FRIEDRICHSHAFEN, Germany -- ZF Friedrichshafen AG is counting on Japanese automakers to push one of its least-known products in North America.
ZF cannot find a North American customer for its continuously variable transmissions, or CVTs. Ford Motor Co. uses only ZF's engineering for its CVT in the United States, leaving ZF with no CVT production in North America.
"We have had a difficult time implementing the CVT concept in the U.S. and Europe, while in Asia, we've seen a completely different situation emerging," said ZF CEO Siegfried Goll through a translator.
"Japanese transmission and vehicle manufacturers closely associate themselves with the concept. They bring it into the market really actively. They also push it onto the American market, and this will definitely help this concept to gain new momentum."

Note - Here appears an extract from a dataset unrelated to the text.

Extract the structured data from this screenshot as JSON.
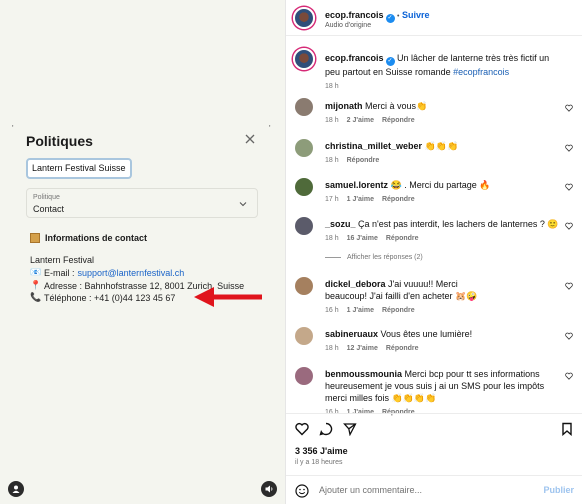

Toyota, Honda and Nissan already offer CVTs in North America. ZF hopes the automakers will raise consumer awareness of the technology.
Low consumer awareness is just one of the challenges ZF and other CVT makers have faced in North America.
The technology also is expensive and limits the power range on vehicles with high horsepower.
A CVT uses a belt or chain to connect two pulleys that slide on shafts and vary the gear ratio based on engine speed.
Drivers get the sensation of shifting without feeling the gears change. A CVT can improve a vehicle's fuel efficiency by as much as 10 percent because it keeps the engine speed at its most efficient point.
ZF had been contracted to make CVTs in Batavia, Ohio, for the Ford Five Hundred, Ford Freestyle and Mercury Montego. But the deal fell apart in January. Ford took over production, and ZF hasn't been able to replace the business.
Ford also is considering the CVT for Volvo, Goll said, but he would not provide details.